Taylor Bryant, MA & Nicole Katsaounis, M.Ed




March 29, 2020

As the days of our restriction wear on, you may begin to find your outlook shifting. At first, working remotely or having a couple of days off was a well needed break in your routine. Maybe after a few days boredom even began to set in and you tapped into your inner couch potato. You embraced the chip crumbs on your shirt and your all-day pajama wear! You sent pictures to your friends and felt some sort of comradery in the situation. But now, now there is a twinge of something different in your soul. There is a twinge of frustration and energy. Your at-home routine, or lack thereof, isn’t working quite as you had planned. You’re beginning to notice all of the things about your home that you don’t like or you are now fully realizing all of the things that need fixed. Maybe you’re compulsively checking your bank account and feeling frustrated you can’t get out there and hustle the way you want to. As much as you want connection with others, you may find yourself not getting the pleasure out of the calls or texts or you may even find annoyance in the people you are trying to connect with! This is normal!

As humans, we function best when we all have a purpose in life regardless of age, gender, or socioeconomic status. Elderly patients who have a clear purpose AND take action steps every day to achieve their purpose are less likely to experience dementia symptoms and have a lower mortality rate. Youths living in chronic poverty who have a sense of purpose and take action steps toward that purpose every day are less likely to engage in antisocial behavior and have increases in school completion rates along with a host of other benefits (Machell, Disabato, & Kashdan, 2015). Individuals who do not have a strong sense of purpose are more likely to accept experiences and opportunities presented to them and are less likely to strive to create situations that will promote opportunities to help mitigate the impacts of risk (Burrow, O’Dell, & Hill, 2009).

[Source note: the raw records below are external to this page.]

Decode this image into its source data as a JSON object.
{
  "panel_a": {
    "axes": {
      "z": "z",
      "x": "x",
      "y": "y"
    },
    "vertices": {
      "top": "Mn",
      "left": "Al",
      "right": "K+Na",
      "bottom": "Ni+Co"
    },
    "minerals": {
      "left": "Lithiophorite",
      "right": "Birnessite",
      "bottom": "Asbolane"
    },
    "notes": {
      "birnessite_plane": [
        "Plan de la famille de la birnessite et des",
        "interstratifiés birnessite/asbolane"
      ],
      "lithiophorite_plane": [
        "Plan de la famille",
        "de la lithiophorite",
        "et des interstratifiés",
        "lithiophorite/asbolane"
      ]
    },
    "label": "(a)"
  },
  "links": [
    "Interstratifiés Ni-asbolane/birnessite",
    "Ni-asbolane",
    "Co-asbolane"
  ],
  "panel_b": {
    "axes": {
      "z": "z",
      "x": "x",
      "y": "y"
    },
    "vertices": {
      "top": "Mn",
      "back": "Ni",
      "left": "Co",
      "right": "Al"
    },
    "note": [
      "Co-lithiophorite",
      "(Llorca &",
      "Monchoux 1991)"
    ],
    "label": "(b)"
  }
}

Your first instinct may to say, “hey, I have a purpose! I am a mom, wife, husband, dad, sibling, employee, and so on!” Yes, that is a meaningful role you play; however, having a clear sense of purpose and working toward it delves deeper into the things that are important to you. For example, dig deeper with your  purpose in life of being a good parent and clearly list out all of the details of what you feel being a good parent entails.  Then, in addition to doing the things on that list, a sense of purpose calls on us to grow to become better at our purpose. Maybe that looks like watching TedTalks on how to teach happiness to your kids or reading Psychology Today to learn the most effective behavior modification skills. Clear pictures assist us in breaking down our vision into something more easily achievable.

During this time of change and upheaval, it is easy to let the days slip by. Although we ALL need lazy days here and there, the problem is, not having a working toward a clear sense of purpose puts us at higher risk for poor mental health. Clearly knowing and doing one NEW thing a day to work toward your purpose is one way to help alleviate the frustrations you may be beginning to feel! Let us know how you are doing!